義母が亡くなって、今日で1年になります。
お母さん子だった10さんは、遺影と同じ写真をもらってきて、1年間ずっと和室に飾っていました。うちは仏壇がないので、小さな飾り棚の上にいていただいていました。
私はずっと、一人で和室にいたら淋しいから、居間に来ていただいたらと言っていたのですが、仏間のある家で育った10さんからすると、和室が最適だろうということだったのだと思います。
1年が経って10さんの気がすんだのか、今日、義母の写真は居間に来ました。
最初はテレビと並ぶように写真をおいたのですが、テレビの好きな義母だったので、テレビを見られるよう本棚にいていただくことにしました。
これで、多分10さんも淋しくないのでは?
残念ながら10さんはきょう飲み会なので、私これからDVDを見ることにします。
「ONE PIECE」だけどいいですか、お義母さん。
本日の読書:かたみ歌 朱川湊人
カバー裏より
『不思議なことが起きる、東京の下町アカシア商店街。殺人事件が起きたラーメン屋の様子を窺っていた若い男の正体が、古本屋の店主と話すうちに次第に明らかになる。「紫陽花のころ」。古本に挟んだ栞にメッセージを託した邦子の恋が、時空を超えた結末を迎える「栞の恋」など、昭和という時代が残した“かたみ”の歌が、慎ましやかな人生を優しく包む。7つの奇跡を描いた連作短篇集。』
作者は2003年に日本ホラー小説大賞を受賞した、ホラー作家。
でも、おどろおどろしい小説を書く人ではありません。
この作品は昭和30~40年代の東京の下町を舞台にしたもので、どことなく懐かしく、あたたかい感じがします。

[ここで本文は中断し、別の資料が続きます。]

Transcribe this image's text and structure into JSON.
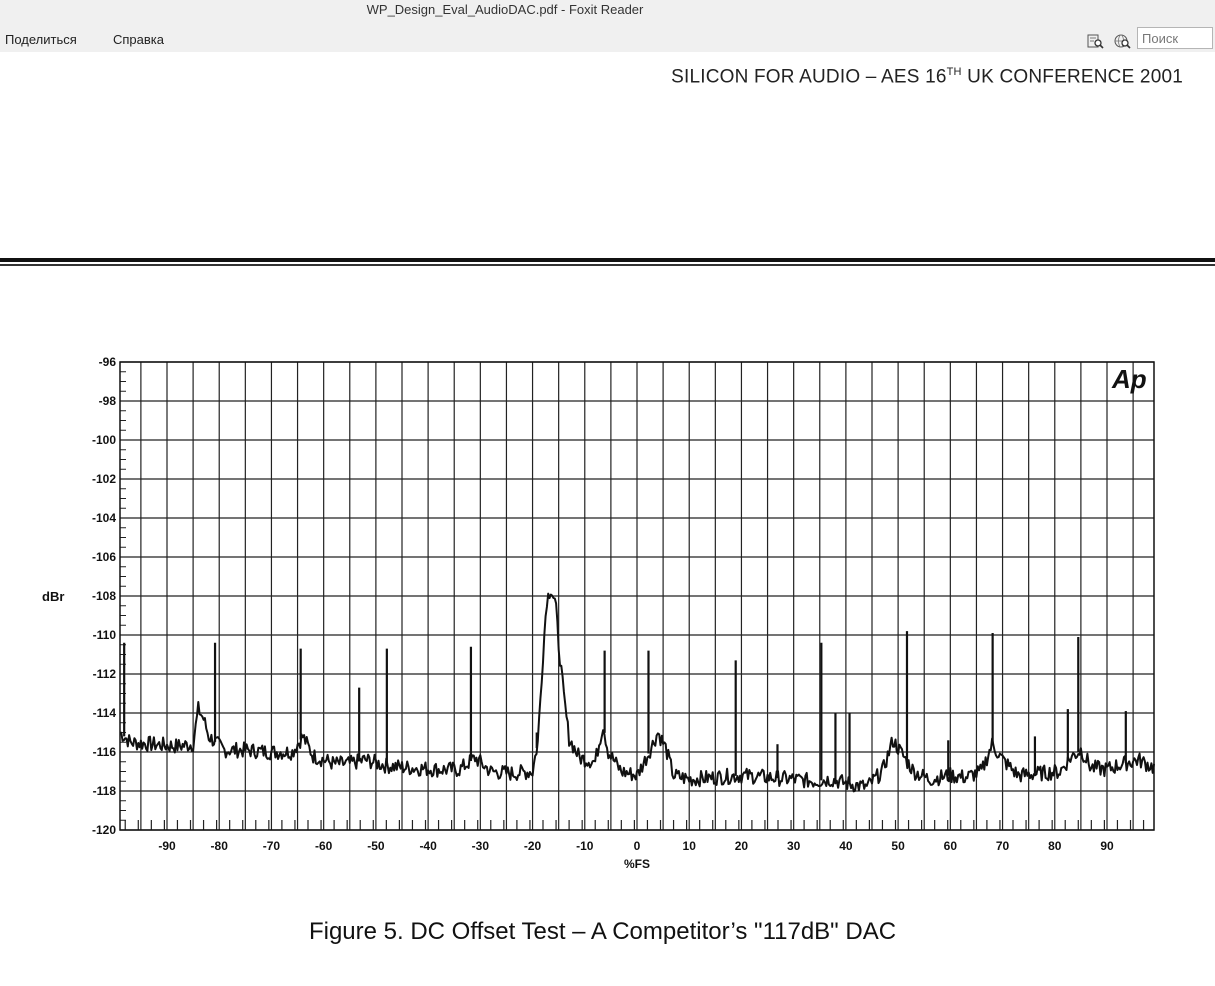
{
  "window": {
    "title": "WP_Design_Eval_AudioDAC.pdf - Foxit Reader"
  },
  "menu": {
    "items": [
      {
        "label": "Поделиться"
      },
      {
        "label": "Справка"
      }
    ]
  },
  "toolbar": {
    "icons": [
      "find-in-document-icon",
      "web-search-icon"
    ],
    "search": {
      "placeholder": "Поиск",
      "value": ""
    }
  },
  "document": {
    "header": {
      "text_before": "SILICON FOR AUDIO – AES 16",
      "sup": "TH",
      "text_after": " UK CONFERENCE 2001"
    },
    "caption": "Figure 5.  DC Offset Test – A Competitor’s \"117dB\" DAC",
    "logo_text": "Ap"
  },
  "chart_data": {
    "type": "line",
    "title": "",
    "xlabel": "%FS",
    "ylabel": "dBr",
    "xlim": [
      -99,
      99
    ],
    "ylim": [
      -120,
      -96
    ],
    "x_ticks": [
      -90,
      -80,
      -70,
      -60,
      -50,
      -40,
      -30,
      -20,
      -10,
      0,
      10,
      20,
      30,
      40,
      50,
      60,
      70,
      80,
      90
    ],
    "y_ticks": [
      -96,
      -98,
      -100,
      -102,
      -104,
      -106,
      -108,
      -110,
      -112,
      -114,
      -116,
      -118,
      -120
    ],
    "grid": true,
    "series": [
      {
        "name": "",
        "color": "#111111",
        "baseline_points": [
          {
            "x": -99,
            "y": -115.0
          },
          {
            "x": -97,
            "y": -115.5
          },
          {
            "x": -93,
            "y": -115.6
          },
          {
            "x": -88,
            "y": -115.7
          },
          {
            "x": -85,
            "y": -115.6
          },
          {
            "x": -84,
            "y": -113.8
          },
          {
            "x": -83,
            "y": -114.3
          },
          {
            "x": -82,
            "y": -115.2
          },
          {
            "x": -79,
            "y": -115.9
          },
          {
            "x": -75,
            "y": -115.9
          },
          {
            "x": -70,
            "y": -116.0
          },
          {
            "x": -66,
            "y": -116.0
          },
          {
            "x": -64,
            "y": -115.2
          },
          {
            "x": -62,
            "y": -116.2
          },
          {
            "x": -58,
            "y": -116.6
          },
          {
            "x": -55,
            "y": -116.6
          },
          {
            "x": -52,
            "y": -116.4
          },
          {
            "x": -48,
            "y": -116.7
          },
          {
            "x": -44,
            "y": -116.8
          },
          {
            "x": -38,
            "y": -116.9
          },
          {
            "x": -34,
            "y": -116.9
          },
          {
            "x": -31,
            "y": -116.3
          },
          {
            "x": -28,
            "y": -117.0
          },
          {
            "x": -24,
            "y": -117.1
          },
          {
            "x": -20,
            "y": -117.0
          },
          {
            "x": -19,
            "y": -115.5
          },
          {
            "x": -18,
            "y": -111.0
          },
          {
            "x": -17.3,
            "y": -108.2
          },
          {
            "x": -16.5,
            "y": -107.6
          },
          {
            "x": -15.6,
            "y": -108.4
          },
          {
            "x": -15,
            "y": -110.5
          },
          {
            "x": -14,
            "y": -113.2
          },
          {
            "x": -13,
            "y": -115.3
          },
          {
            "x": -11,
            "y": -116.3
          },
          {
            "x": -8,
            "y": -116.5
          },
          {
            "x": -6.5,
            "y": -114.6
          },
          {
            "x": -5.5,
            "y": -116.0
          },
          {
            "x": -3,
            "y": -117.0
          },
          {
            "x": 0,
            "y": -117.2
          },
          {
            "x": 2,
            "y": -116.2
          },
          {
            "x": 4,
            "y": -115.0
          },
          {
            "x": 5.5,
            "y": -115.8
          },
          {
            "x": 7,
            "y": -117.2
          },
          {
            "x": 10,
            "y": -117.4
          },
          {
            "x": 15,
            "y": -117.3
          },
          {
            "x": 20,
            "y": -117.2
          },
          {
            "x": 25,
            "y": -117.3
          },
          {
            "x": 30,
            "y": -117.4
          },
          {
            "x": 34,
            "y": -117.5
          },
          {
            "x": 37,
            "y": -117.4
          },
          {
            "x": 40,
            "y": -117.6
          },
          {
            "x": 44,
            "y": -117.8
          },
          {
            "x": 47,
            "y": -117.0
          },
          {
            "x": 49,
            "y": -115.4
          },
          {
            "x": 51,
            "y": -116.2
          },
          {
            "x": 53,
            "y": -117.0
          },
          {
            "x": 56,
            "y": -117.4
          },
          {
            "x": 60,
            "y": -117.2
          },
          {
            "x": 63,
            "y": -117.3
          },
          {
            "x": 66,
            "y": -117.0
          },
          {
            "x": 68,
            "y": -115.6
          },
          {
            "x": 70,
            "y": -116.4
          },
          {
            "x": 73,
            "y": -117.2
          },
          {
            "x": 77,
            "y": -117.1
          },
          {
            "x": 81,
            "y": -117.0
          },
          {
            "x": 83,
            "y": -116.3
          },
          {
            "x": 85,
            "y": -115.9
          },
          {
            "x": 87,
            "y": -116.8
          },
          {
            "x": 90,
            "y": -116.9
          },
          {
            "x": 93,
            "y": -116.6
          },
          {
            "x": 96,
            "y": -116.4
          },
          {
            "x": 99,
            "y": -116.8
          }
        ],
        "spikes": [
          {
            "x": -98.2,
            "y": -110.4
          },
          {
            "x": -80.8,
            "y": -110.4
          },
          {
            "x": -64.4,
            "y": -110.7
          },
          {
            "x": -53.2,
            "y": -112.7
          },
          {
            "x": -47.9,
            "y": -110.7
          },
          {
            "x": -31.8,
            "y": -110.6
          },
          {
            "x": -19.2,
            "y": -115.0
          },
          {
            "x": -6.2,
            "y": -110.8
          },
          {
            "x": 2.2,
            "y": -110.8
          },
          {
            "x": 18.9,
            "y": -111.3
          },
          {
            "x": 26.9,
            "y": -115.6
          },
          {
            "x": 35.3,
            "y": -110.4
          },
          {
            "x": 38.0,
            "y": -114.0
          },
          {
            "x": 40.7,
            "y": -114.0
          },
          {
            "x": 51.7,
            "y": -109.8
          },
          {
            "x": 59.6,
            "y": -115.4
          },
          {
            "x": 68.1,
            "y": -109.9
          },
          {
            "x": 76.2,
            "y": -115.2
          },
          {
            "x": 82.5,
            "y": -113.8
          },
          {
            "x": 84.5,
            "y": -110.1
          },
          {
            "x": 93.6,
            "y": -113.9
          }
        ]
      }
    ]
  }
}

けれどもタイトルの「かたみ歌」でもわかるとおり、どの短編にも死の気配が濃密に感じられます。
覚智寺というお寺がどうも、黄泉の国とつながっているらしい。噂だけれども。
そしてちょっと見には怒っているように見えるけれども、芥川龍之介に似た、有名な野球選手と同姓同名の古本屋の店主がキーパーソンだ。
商店街のレコード店からいつも流れている、昭和の流行歌。ゆったりと流れている時間。
ちょっと変わったことの起きる町。でもとても住み心地のいい町。
そこで好きな女と暮らしたり、大好きな兄と遊んだり、恋をしたり…。
すぐそばにある黄泉の国は、私たちにはわからない。私たちの世界と黄泉の国とのあわいにあるはかないもの。それは優しさと言っても切なさと言っても少し違う気がする。
最後の短編を読むと、それまで時系列がばらばらだった作品たちが、すっきりとつながっていく。
これは、ミステリーと言ってもいいのかもしれない。